Spring Crest - Microarchitectures - Intel Nervana

	Edit Values
	Spring Crest µarch
	General Info
Arch Type	NPU
Designer	Nervana
Manufacturer	Intel
Introduction	2019
Process	16 nm
PE Configs	24
	Succession
	Lake Crest

Spring Crest (SCR) is the successor to Lake Crest, a planned neural processor microarchitecture designed by Intel Nervana.

Produces based on Spring Crest are branded as the NNP L-1000 series.

Process Technology

Spring Crest is fabricated on TSMC's 16 nm process.

Architecture

Spring Crest largely builds on the prior generation but introduces more enhancements and compute.

Key changes from Lake Crest

16 nm process (from 28 nm)
2x computer clusters (24 CCs, up from 12)
- Support Bfloat16 (from Flexpoint)
33% more InterChip Links (16 ICLs, up from 12)

This list is incomplete; you can help by expanding it.

Block Diagram

Chip

TCP

Overview

Spring Crest is the successor to Lake Crest, Intel Nervana's first commercial neural processor that made it to mass production.

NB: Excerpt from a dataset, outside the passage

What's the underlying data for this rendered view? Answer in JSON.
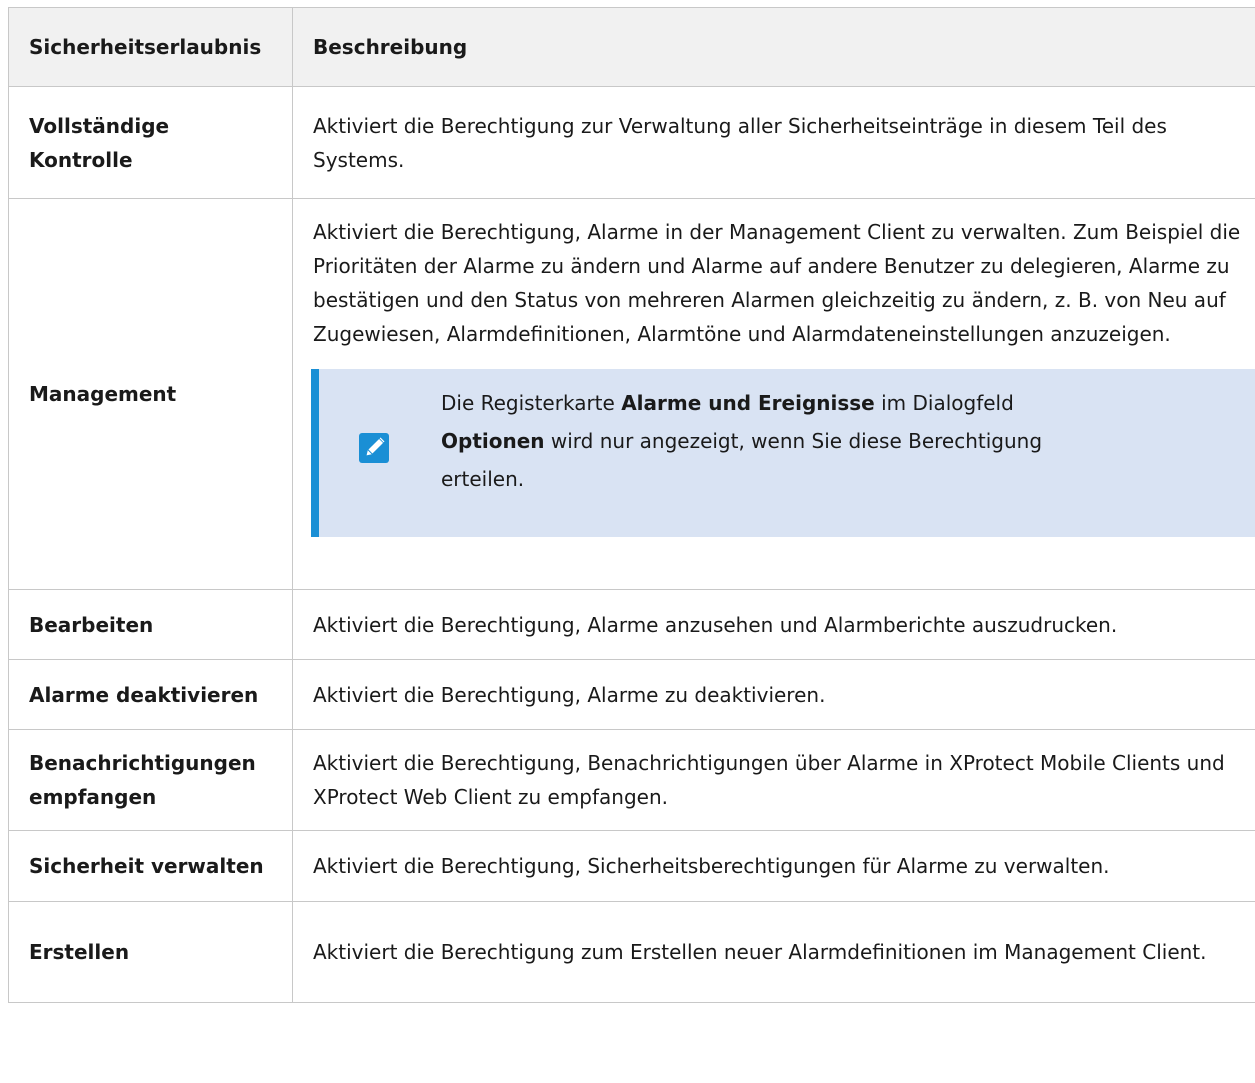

The chip itself is designed for training at the data center. To that end, it's designed as a PCIe Gen 4 x16 accelerator card as well as an OCP Accelerator Module (OAM). Spring Crest is a data center training accelerator, optimized for the fastest time-to-train and highest power efficiency.

The chip features 24 high-performance tensor processor clusters (TPCs), each incorporating two MAC processing units (MPU) along with a large pool of high-banked high-bandwidth memory. Each of the MPU pairs integrates a 32x32 array for a total of 98,304 FLOPs each cycle. Spring Crest uses bfloat16 with a 32-bit (SP FP) accumulate. Bandwidth is favored over latency everywhere. The entire chip is linked using a 2D mesh NoC.

Spring Crest is fabricated on TSMC 16-nanometer process and utilizes its CoWoS packaging technology to integrate four stack of HBM2 (8Hi) on an interposer for a total capacity of 32 GiB operating at 2400 MT/s.

The chip also exposes four InterChip Links (ICL) ports comprising x16 (4×4) SerDes for a total of 64 SerDes. The ICL ports operate at 112 Gbps for a total bidirectional bandwidth of 3.58 Tbps. Scaling the system with multiple nodes is largely glueless due to the OAM standard. A full system and incorporate up to 1024 Spring Crest processors and behave like one single chip with a consistent programming model.